The difference between FMA3 and FMA4 is that in FMA4, all of {a, b, c, d} are separate, but in FMA3, d must be one of {a c}. This means that you sometimes need to add an extra mov to save the present value of d if you need it again. FP movs are really, really cheap on modern CPUs, so this is not very bad. Space in instructions is at a premium, so having only 3 operands is better if you aren't gonna need the fourth.
AMD originally proposed FMA3 and Intel proposed FMA4. Since the companies don't actually directly talk to each other (can't have that now, that would be way too mature), they both changed what they implemented in the middle to match each other, leaving AMD with FMA4 and Intel with FMA3.
Since FMA3 will eventually be implemented by (way) more cpus, it will likely be the instruction that people will actually use.
2x speedup in the same power envelope of a multiply operation.

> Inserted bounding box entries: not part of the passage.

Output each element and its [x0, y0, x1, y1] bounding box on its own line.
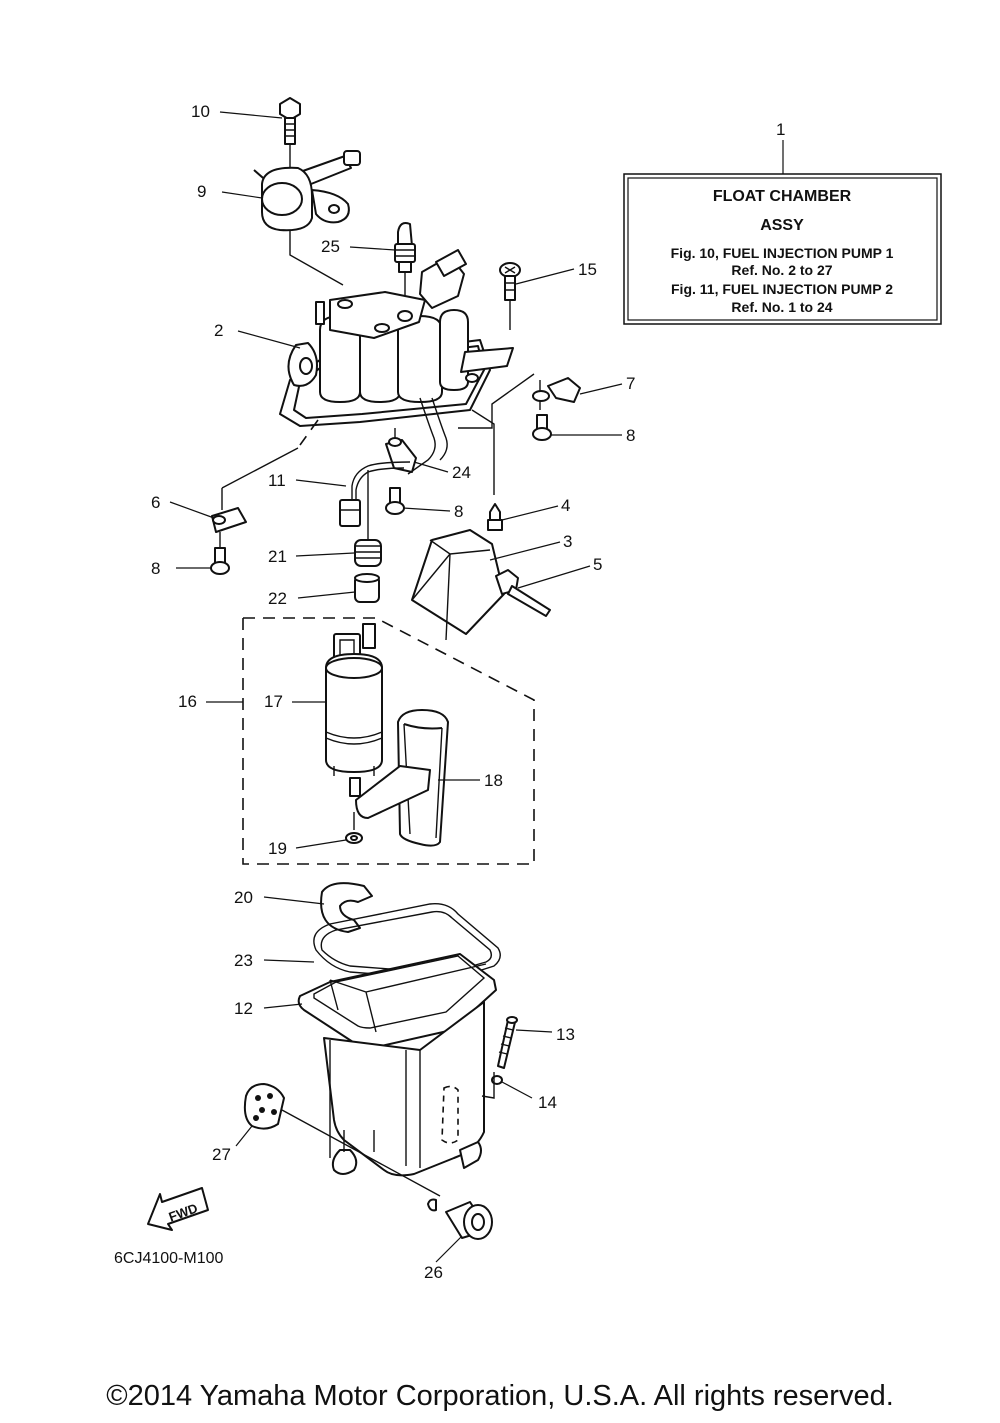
- callout-label: 8: [454, 502, 463, 521]
- callout-label: 1: [776, 120, 785, 139]
- float-chamber-body-12: [297, 953, 497, 1177]
- callout-label: 14: [538, 1093, 557, 1112]
- pump-assembly-outline-16: [242, 617, 535, 865]
- pilot-screw-13: [497, 1016, 518, 1069]
- callout-label: 19: [268, 839, 287, 858]
- callout-label: 22: [268, 589, 287, 608]
- callout-label: 8: [151, 559, 160, 578]
- sensor-25: [394, 222, 416, 273]
- callout-label: 5: [593, 555, 602, 574]
- callout-label: 6: [151, 493, 160, 512]
- callout-label: 18: [484, 771, 503, 790]
- info-box-line: Ref. No. 1 to 24: [731, 299, 832, 315]
- fuel-filter-18: [355, 709, 449, 847]
- callout-label: 7: [626, 374, 635, 393]
- callout-label: 8: [626, 426, 635, 445]
- callout-label: 23: [234, 951, 253, 970]
- info-box-line: Ref. No. 2 to 27: [731, 262, 832, 278]
- screw-15: [499, 262, 521, 301]
- seal-22: [354, 573, 380, 603]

Not quite true. Because of the lack of rounding, there are some things that are much easier when working with FMA. For example, emulating full-precision divide with FMA is mask, shift, add, shift, mask, OR, and a bunch of FMAs where the longest dependent path is 8. Without FMA, you need tens.
Realistically, in most tasks you get somewhat less than 2x (adds and multiplies don't perfectly match always).